さて、この3年間、両国政府間の関係強化も、一歩一歩進展し続けています。昨年11月、コフォズ外相が日本を訪問し、林外務大臣と会談し、戦略的パートナーシップを一層深めて行くことにつき認識が一致しました。ロシアによるウクライナ侵略への対応、自由で開かれたインド太平洋、気候・エネルギー、ライフサイエンス、デジタル化など、現在の国際情勢において、同志国として一層協力を強化しつつあります。両国防衛大臣を含む防衛当局間でも、電話会談、訪問、国際会議への出席が行われるなど、対話が着実に進展中です。折々に、デンマークの関係者とこうした流れを更に強めていく方途について話合っています。
そして、二国間関係を経済面から力強く進めているのが、両国企業の方々です。日本は、欧州諸国以外では、米国に次いで2番目の対デンマーク投資国です。新型コロナウイルス感染症の大変な時期にあっても、デンマークへの増資を決断された日本企業、長年の投資を新しい視点から更新し続ける日本企業、逆に、風力発電、製薬、農業、デジタル、金融など対日投資の拡大を目指すデンマーク企業の方々とお話するたびに勇気づけられます。また、日本大使館と共に、2020年グリーンランド、2022年フェロー諸島をそれぞれ訪問し、ビジネス対話を行った日本企業の皆様と日本代表団を受け入れたグリーランド、フェロー諸島官民関係者に、深く御礼申し上げます。

(2022年9月 フェロー諸島の風景)
両国間の長い歴史の中で、いつの日かこの3年間を振り返れば、新型コロナウイルス感染症によって両国が影響を受けた時期となるかもしれません。
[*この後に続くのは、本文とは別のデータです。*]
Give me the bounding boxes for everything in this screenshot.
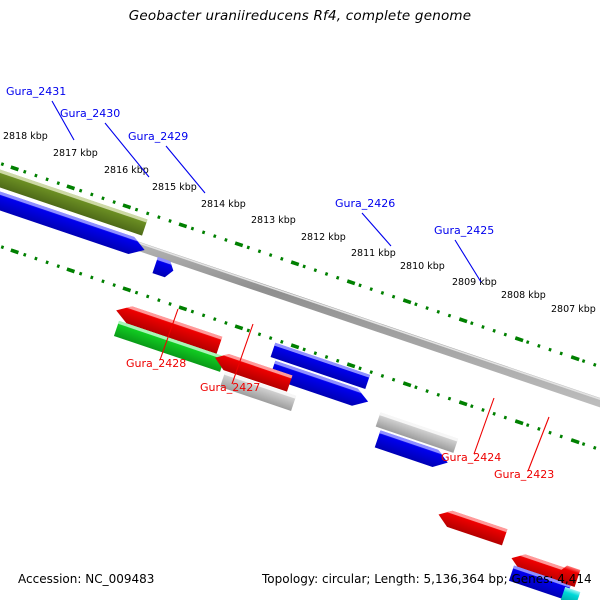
gene-label-gura-2423[interactable]: Gura_2423	[494, 468, 554, 481]
tick-label: 2809 kbp	[452, 277, 497, 288]
ruler-lower	[0, 243, 600, 453]
tick-label: 2814 kbp	[201, 199, 246, 210]
tick-label: 2817 kbp	[53, 148, 98, 159]
gene-label-gura-2428[interactable]: Gura_2428	[126, 357, 186, 370]
tick-label: 2807 kbp	[551, 304, 596, 315]
accession-text: Accession: NC_009483	[18, 572, 154, 586]
gene-label-gura-2431[interactable]: Gura_2431	[6, 85, 66, 98]
tick-label: 2808 kbp	[501, 290, 546, 301]
gene-label-gura-2426[interactable]: Gura_2426	[335, 197, 395, 210]
tick-label: 2810 kbp	[400, 261, 445, 272]
ruler-upper	[0, 160, 600, 370]
gene-label-gura-2427[interactable]: Gura_2427	[200, 381, 260, 394]
gene-track-reverse[interactable]	[113, 302, 580, 600]
genome-map-viewer: Geobacter uraniireducens Rf4, complete g…	[0, 0, 600, 600]
gene-label-gura-2425[interactable]: Gura_2425	[434, 224, 494, 237]
tick-label: 2812 kbp	[301, 232, 346, 243]
gene-label-gura-2424[interactable]: Gura_2424	[441, 451, 501, 464]
tick-label: 2811 kbp	[351, 248, 396, 259]
gene-label-gura-2430[interactable]: Gura_2430	[60, 107, 120, 120]
genome-map-canvas[interactable]: 2818 kbp 2817 kbp 2816 kbp 2815 kbp 2814…	[0, 0, 600, 600]
tick-label: 2815 kbp	[152, 182, 197, 193]
tick-label: 2813 kbp	[251, 215, 296, 226]
tick-label: 2818 kbp	[3, 131, 48, 142]
tick-label: 2816 kbp	[104, 165, 149, 176]
gene-track-forward[interactable]	[0, 166, 458, 471]
gene-label-gura-2429[interactable]: Gura_2429	[128, 130, 188, 143]
gene-gura-2424[interactable]	[436, 507, 508, 546]
genome-stats-text: Topology: circular; Length: 5,136,364 bp…	[262, 572, 592, 586]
日々の大使館業務の中で、館員一同、デンマーク、グリーンランド、フェロー諸島にお住まいの日本人の方々の安全と安心の確保を最優先に努力を重ねております。水際措置の緩和も段階的に進む中、引き続き、お気づきの点をご指摘頂ければ幸いです。また、デンマーク当局の方々には、ワクチン接種、検査を含め日頃からの協力に感謝申し上げます。
物理的な制限がきつい時期においてこそ、内面的な意思疎通を図ろうという意思は、お互いに強いように思います。そして、10年後に、この時期を経験したデンマーク人と日本人が語り合えば、共通の思い出、お酒、シュナップスも尽きることなく夜が明けるのではないかと、ほろ酔い加減の夢を見ながら、また、どこかで読者の皆様とお会いできる機会を待ちたいと思います。長い間、おつき合い頂きまして、大変ありがとうございました。皆様の御健勝をお祈り申し上げます。
敬具 |
在デンマーク日本大使館 |
宮川 学 拝 |
(2020年1月 マルグレーテ二世女王陛下主催外交団新年レセプション前)
追伸
今月、エリザベス二世英国女王陛下が御逝去され、コペンハーゲン市内の聖オーバン教会での追悼式典に参列し、また、当地英国大使館に弔問記帳に訪れました。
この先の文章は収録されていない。